Minister Anna Zalewska mówiła już o tym pomyśle w czerwcu, gdy ogłaszała zmiany, jakie jej resort zamierza wprowadzić w polskiej edukacji. Teraz wraca do swoich zapowiedzi, choć bałagan w szkołach ciągle trwa i według rodziców na razie nowych pomysłów nie trzeba. – Już do pierwszych klas szkoły podstawowej wprowadzimy grę w szachy – zapowiedziała w TVP Info. Szkoła, jak powtarza, ma bowiem łączyć tradycję z nowoczesnością.
– Budujemy nowoczesną szkołę na miarę XXI wieku, odpowiadając na wyzwania cywilizacyjne.
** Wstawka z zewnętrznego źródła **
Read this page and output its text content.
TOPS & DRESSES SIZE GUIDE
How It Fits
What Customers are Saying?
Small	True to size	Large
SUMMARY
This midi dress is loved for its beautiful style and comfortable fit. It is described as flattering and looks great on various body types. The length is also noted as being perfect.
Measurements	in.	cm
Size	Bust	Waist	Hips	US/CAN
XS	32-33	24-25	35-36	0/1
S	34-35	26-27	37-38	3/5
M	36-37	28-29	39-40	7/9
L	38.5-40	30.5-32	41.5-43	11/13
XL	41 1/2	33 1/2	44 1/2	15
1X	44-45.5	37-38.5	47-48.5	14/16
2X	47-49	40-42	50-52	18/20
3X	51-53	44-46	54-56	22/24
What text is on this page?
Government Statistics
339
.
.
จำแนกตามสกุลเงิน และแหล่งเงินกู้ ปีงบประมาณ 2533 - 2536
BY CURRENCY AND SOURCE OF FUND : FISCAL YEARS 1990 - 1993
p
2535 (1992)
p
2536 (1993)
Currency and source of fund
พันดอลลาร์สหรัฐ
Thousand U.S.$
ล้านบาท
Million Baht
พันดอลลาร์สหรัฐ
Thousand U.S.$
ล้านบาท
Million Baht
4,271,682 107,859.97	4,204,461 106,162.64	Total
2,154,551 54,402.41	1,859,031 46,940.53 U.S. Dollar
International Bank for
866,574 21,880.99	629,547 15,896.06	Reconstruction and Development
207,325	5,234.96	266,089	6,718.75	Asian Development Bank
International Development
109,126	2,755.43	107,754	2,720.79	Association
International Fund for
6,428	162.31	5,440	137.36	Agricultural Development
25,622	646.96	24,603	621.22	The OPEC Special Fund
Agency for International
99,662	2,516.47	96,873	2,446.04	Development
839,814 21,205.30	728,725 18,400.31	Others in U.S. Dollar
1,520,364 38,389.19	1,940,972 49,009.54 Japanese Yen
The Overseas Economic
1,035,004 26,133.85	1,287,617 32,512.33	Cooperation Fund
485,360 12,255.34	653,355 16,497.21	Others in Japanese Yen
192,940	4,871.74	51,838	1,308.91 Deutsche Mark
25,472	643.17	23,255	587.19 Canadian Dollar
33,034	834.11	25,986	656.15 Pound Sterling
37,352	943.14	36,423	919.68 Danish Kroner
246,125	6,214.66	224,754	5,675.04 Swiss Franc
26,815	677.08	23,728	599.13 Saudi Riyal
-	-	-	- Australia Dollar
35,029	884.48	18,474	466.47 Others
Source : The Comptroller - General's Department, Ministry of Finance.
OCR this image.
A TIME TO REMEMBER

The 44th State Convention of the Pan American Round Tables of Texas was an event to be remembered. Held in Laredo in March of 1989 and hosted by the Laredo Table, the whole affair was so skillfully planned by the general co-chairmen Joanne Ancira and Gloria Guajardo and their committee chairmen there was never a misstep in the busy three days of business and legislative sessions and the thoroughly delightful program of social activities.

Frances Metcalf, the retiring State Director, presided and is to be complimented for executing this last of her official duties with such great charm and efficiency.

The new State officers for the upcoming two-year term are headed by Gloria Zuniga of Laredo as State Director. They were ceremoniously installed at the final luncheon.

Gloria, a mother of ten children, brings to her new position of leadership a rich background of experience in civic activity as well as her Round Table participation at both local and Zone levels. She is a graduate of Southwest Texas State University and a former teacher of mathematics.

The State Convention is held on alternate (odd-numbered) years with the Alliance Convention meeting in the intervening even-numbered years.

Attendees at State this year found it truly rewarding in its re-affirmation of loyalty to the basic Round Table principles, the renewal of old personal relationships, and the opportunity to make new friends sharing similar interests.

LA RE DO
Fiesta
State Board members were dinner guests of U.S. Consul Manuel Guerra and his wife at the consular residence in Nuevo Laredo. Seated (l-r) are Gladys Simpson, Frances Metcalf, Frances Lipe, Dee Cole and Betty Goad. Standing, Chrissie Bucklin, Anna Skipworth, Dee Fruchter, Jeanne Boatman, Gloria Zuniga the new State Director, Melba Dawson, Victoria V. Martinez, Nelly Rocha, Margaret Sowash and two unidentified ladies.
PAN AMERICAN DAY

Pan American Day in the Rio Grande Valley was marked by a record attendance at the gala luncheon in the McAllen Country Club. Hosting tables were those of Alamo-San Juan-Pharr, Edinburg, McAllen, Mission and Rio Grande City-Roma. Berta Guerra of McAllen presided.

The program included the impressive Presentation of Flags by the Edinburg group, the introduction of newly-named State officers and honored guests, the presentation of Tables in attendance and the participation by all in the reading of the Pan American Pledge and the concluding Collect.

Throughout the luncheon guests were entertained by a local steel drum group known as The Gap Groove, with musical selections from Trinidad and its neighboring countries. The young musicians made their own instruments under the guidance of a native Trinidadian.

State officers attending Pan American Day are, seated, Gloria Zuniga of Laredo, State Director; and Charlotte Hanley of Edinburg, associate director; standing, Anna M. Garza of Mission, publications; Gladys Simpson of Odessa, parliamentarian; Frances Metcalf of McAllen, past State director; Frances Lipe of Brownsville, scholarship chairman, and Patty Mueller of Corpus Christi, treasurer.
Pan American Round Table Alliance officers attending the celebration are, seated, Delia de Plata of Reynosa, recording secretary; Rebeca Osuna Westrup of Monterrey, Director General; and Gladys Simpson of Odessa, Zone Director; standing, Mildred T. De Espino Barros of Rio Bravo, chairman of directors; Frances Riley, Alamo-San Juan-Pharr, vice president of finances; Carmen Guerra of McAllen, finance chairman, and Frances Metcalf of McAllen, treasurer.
Jednocześnie pamiętając, że trzeba łączyć nowoczesność z tradycją. Dlatego już od 1 klas szkoły podstawowej wprowadzimy grę w szachy – zapowiedziała w rozmowie z Krzysztofem Skowrońskim.
"A dlaczego nie poker? Łacina?" – kpią od razu internauci nawet na prawicowym portalu wPolityce.pl, który sam pisze, że "pomysł jest zaskakujący".
Internauci pytają: kto ma uczyć dzieci? Skąd na to pieniądze? Już w czerwcu pojawiły się takie wątpliwości i bezlitosne komentarze.
"Zastanówmy się. W mojej gminie jest jeden (!) klub szachowy z jednym trenerem. Nauczyciele nie mają pojęcia o grze w szachy, rozmawialiśmy o tym na koniec roku podczas ostatniej rady rodziców. Kto więc ma nauczać grać w szachy ponad 200 uczniów klas 1-3 z naszej gminy?"
"Szkoda, że nie ma pieniędzy na naukę pływania". Czytaj więcej
Anna Zalewska jest pewna swego. Choć krytykują ja z każdej strony, ona nie czuje się zagrożona ewentualnymi zmianami w rządzie i nie boi się, że mogłaby stracić stanowisko. W TVP Info powiedziała o tym otwarcie. Zapowiedziała też, że powstanie specjalna strona internetowa, na której opisane zostaną wszystkie zmiany oświatowe. Nie powinna powstać już dawno?